In a recent episode, I spoke about the new artificial intelligence tool, GPT-3. The AI community was blown away by how well the tool could generate text, but what if AI could create images as well?
Just months after GPT-3 was announced, OpenAI unveiled a brand-new tool called DALL·E. While GPT-3 is shockingly good at generating text, DALL·E can transform text into images instead.
DALL·E is a breath-taking breakthrough in AI that can manipulate visual concepts through language to create images.
But how was DALL·E created, and what connection does it have to GPT-3? Find out in this episode of Short and Sweet AI.
To learn more about DALL·E, how it all works, and what it can do, keep reading or listen to the podcast episode below.
The name DALL·E comes from a combination of surrealist artist Salvador Dali and the animated robot Wall-E.

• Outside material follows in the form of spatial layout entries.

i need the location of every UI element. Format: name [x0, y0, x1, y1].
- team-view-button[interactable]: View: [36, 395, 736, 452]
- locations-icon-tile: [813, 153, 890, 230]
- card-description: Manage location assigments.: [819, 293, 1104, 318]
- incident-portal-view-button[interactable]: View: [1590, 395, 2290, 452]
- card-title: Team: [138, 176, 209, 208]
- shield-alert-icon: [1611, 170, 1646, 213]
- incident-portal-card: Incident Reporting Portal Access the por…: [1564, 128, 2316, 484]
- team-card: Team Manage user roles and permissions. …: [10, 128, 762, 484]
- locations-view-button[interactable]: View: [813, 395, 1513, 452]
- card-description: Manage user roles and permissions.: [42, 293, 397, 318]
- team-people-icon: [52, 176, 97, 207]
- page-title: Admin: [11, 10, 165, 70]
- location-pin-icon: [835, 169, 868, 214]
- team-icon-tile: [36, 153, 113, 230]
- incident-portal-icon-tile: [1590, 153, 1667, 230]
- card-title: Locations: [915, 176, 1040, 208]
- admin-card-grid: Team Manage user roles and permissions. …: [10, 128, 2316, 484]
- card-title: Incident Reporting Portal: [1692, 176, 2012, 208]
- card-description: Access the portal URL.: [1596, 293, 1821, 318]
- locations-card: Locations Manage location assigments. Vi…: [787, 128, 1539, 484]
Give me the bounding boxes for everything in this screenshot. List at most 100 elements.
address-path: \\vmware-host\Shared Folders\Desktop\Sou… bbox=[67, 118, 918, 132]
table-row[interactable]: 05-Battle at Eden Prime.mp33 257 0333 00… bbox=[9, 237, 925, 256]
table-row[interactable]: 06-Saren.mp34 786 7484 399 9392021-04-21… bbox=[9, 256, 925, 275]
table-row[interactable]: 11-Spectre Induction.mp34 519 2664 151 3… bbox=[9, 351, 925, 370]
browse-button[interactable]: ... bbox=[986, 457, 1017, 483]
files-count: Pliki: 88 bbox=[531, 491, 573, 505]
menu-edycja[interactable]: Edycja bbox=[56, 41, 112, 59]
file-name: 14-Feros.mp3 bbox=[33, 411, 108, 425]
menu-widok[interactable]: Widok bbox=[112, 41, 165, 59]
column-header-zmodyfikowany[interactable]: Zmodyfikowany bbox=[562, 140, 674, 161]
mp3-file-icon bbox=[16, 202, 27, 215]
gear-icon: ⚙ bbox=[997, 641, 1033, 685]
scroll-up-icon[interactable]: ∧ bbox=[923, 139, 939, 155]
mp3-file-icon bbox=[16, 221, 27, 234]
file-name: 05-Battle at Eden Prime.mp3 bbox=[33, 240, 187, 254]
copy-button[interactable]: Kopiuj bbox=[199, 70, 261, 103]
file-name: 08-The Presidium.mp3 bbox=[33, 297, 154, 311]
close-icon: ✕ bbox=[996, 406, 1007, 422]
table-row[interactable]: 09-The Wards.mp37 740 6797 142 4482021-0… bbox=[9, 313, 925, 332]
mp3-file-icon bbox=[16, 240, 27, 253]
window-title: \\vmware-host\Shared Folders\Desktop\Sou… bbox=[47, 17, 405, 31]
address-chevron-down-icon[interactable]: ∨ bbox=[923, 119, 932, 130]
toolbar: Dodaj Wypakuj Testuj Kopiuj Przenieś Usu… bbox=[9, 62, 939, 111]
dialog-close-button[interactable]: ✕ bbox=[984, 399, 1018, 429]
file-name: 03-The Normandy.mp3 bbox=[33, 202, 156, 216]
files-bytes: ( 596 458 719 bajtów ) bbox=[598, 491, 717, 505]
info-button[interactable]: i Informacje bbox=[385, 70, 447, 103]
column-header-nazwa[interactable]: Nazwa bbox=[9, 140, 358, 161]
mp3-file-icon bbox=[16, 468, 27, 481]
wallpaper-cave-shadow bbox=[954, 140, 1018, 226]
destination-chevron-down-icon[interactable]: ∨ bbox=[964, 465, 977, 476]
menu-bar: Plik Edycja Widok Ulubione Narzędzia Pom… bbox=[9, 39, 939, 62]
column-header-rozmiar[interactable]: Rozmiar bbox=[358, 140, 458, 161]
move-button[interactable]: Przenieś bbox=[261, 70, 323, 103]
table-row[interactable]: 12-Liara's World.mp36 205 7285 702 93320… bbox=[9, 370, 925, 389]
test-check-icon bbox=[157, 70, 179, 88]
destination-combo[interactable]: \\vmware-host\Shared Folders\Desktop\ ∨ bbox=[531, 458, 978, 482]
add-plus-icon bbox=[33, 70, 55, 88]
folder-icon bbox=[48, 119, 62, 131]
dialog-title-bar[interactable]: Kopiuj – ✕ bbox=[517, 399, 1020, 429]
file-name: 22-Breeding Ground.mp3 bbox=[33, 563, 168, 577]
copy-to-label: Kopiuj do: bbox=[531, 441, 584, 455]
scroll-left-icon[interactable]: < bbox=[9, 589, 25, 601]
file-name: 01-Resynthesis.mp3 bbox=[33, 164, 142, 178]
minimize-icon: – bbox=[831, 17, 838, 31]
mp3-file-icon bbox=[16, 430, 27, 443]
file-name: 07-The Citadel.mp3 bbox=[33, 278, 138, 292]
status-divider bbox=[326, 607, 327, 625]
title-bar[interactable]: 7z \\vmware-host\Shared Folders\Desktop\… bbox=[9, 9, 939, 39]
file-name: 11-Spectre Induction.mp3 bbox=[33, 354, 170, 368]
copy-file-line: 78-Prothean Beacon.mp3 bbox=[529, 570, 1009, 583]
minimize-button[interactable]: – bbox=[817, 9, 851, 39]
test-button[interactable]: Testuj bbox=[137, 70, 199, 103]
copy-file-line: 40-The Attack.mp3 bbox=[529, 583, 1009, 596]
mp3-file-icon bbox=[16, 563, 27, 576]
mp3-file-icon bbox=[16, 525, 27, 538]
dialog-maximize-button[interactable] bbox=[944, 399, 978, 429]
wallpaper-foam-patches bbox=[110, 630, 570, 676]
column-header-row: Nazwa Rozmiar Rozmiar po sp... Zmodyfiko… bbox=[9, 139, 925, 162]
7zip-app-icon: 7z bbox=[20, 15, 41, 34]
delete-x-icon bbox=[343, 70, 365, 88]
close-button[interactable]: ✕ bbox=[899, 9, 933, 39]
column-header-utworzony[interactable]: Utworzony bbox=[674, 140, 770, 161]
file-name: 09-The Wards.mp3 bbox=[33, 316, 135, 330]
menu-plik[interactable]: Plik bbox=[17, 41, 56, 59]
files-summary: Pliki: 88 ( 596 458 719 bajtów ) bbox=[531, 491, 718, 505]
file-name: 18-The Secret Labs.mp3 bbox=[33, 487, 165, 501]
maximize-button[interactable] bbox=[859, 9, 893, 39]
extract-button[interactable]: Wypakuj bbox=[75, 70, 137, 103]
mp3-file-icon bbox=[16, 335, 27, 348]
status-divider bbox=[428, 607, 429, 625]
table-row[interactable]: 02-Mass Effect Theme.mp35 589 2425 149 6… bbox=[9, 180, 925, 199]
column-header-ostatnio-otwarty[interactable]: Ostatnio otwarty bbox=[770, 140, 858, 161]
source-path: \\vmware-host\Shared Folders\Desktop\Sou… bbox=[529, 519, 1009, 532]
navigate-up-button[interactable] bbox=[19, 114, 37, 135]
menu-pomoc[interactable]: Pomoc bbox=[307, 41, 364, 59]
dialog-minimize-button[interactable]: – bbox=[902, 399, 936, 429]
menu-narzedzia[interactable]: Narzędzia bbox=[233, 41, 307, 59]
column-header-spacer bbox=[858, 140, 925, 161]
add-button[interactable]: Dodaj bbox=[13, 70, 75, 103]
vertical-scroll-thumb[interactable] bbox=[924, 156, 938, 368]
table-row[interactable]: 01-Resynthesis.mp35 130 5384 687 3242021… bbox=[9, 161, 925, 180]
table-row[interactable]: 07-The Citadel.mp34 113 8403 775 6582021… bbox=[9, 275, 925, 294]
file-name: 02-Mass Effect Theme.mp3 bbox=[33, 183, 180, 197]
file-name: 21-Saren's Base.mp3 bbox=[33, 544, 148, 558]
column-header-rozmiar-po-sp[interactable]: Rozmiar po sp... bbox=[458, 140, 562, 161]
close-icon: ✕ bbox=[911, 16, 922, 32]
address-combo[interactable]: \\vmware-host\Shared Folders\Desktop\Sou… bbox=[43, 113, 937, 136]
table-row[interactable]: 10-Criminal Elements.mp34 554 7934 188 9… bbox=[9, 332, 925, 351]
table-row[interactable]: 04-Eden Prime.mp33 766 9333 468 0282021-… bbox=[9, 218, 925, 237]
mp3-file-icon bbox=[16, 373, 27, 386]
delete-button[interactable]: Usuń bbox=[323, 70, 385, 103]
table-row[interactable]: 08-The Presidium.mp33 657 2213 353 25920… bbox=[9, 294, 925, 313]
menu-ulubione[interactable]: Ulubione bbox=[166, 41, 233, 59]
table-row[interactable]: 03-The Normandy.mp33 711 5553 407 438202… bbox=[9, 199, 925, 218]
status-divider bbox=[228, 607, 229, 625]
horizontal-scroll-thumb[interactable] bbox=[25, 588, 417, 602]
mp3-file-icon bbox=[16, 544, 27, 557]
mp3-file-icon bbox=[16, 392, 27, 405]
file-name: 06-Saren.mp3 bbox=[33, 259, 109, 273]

What DALL·E does is simple yet revolutionary. Acting as a natural extension of GPT-3, DALL·E was trained with a combination of the 13 billion features of GPT-3 and a dataset of 12 billion images.
DALL·E can take a text prompt and responds not with words like GPT-3 would, but with images instead. It’s a very powerful text-to-image technology.
DALL·E can create an image of anything you can imagine (whether it exists or not). That’s because DALL·E doesn’t just recognize images. It draws them instead. As a result, the tool can come up with some really fun and unique designs.
For example, you could give it the text prompt “an armchair in the shape of an avocado,” and it will create an image to match it. In fact, DALL·E did you just that. You can now find a selection of avocado chair images on the OpenAI website.
DALL·E can create both images of things that already exist and concepts that don’t. For example, you can find ordinary photographs of a capybara on the OpenAI website, created by DALL·E. But you can also find more surreal images of a radish in a tutu walking a dog. It seems anything is possible with DALL·E.
How Does it Work?
While text-to-image algorithms are not new technology, they have previously been limited to creating images of birds and flowers. DALL·E is a huge step beyond that, thanks to the GPT-3 neural network, which trains it to recognize text and images.
DALL·E uses language and understanding provided by GPT-3 and its own underlying structure to create images from text.
Each time the tool generates images, it comes up with a large selection. Another machine learning algorithm called CLIP then ranks those images and determines which pictures best match the text.
As a result, the images are much more relevant to the text and can reflect a blend of more complex concepts.
This is what makes DALL·E the most impressive and realistic text-to-image system ever developed.
Unintended but Useful Behaviors
Like GPT-3, DALL·E also surprised developers with some unintended but useful behaviors. DALL·E is another example of “zero-shot visual reasoning” or ZSL for short. ZSL is the ability of models to perform tasks they weren’t specifically trained to do.
GPT-3 managed to write computer code even though it wasn’t trained to do any coding. DALL·E “learned” how to generate images from captions and even, in some cases, transformed images into sketches.
Another surprising talent of DALL·E was that it could design custom text on street signs. Essentially, DALL·E can act like an AI Photoshop.
DALL·E also shows an understanding of complex visual concepts, which means it can, in a sense, answer questions visually.
During tests, DALL·E was given hidden patterns and prompted to solve an uncompleted grid by selecting images to match. DALL·E was able to fill in the rest of the grid with matching patterns without any prompts.
Creativity is a Measure of Intelligence
Experts agree that language grounded in visual understanding makes DALL·E a brilliant piece of AI technology.
The exciting thing about DALL·E is that it can take two unrelated concepts, such as “armchair” and “an avocado,” and put them together into an image that makes complete sense. The ability to coherently blend concepts and use them in this way is a stunning example of creativity.
In the AI world, creativity is one measure of human intelligence that is difficult to replicate in machines. In a sense, DALL·E stores information about our world and uses it in a very human-like way.
So, this begs the question – is this how machine intelligence becomes human-like intelligence?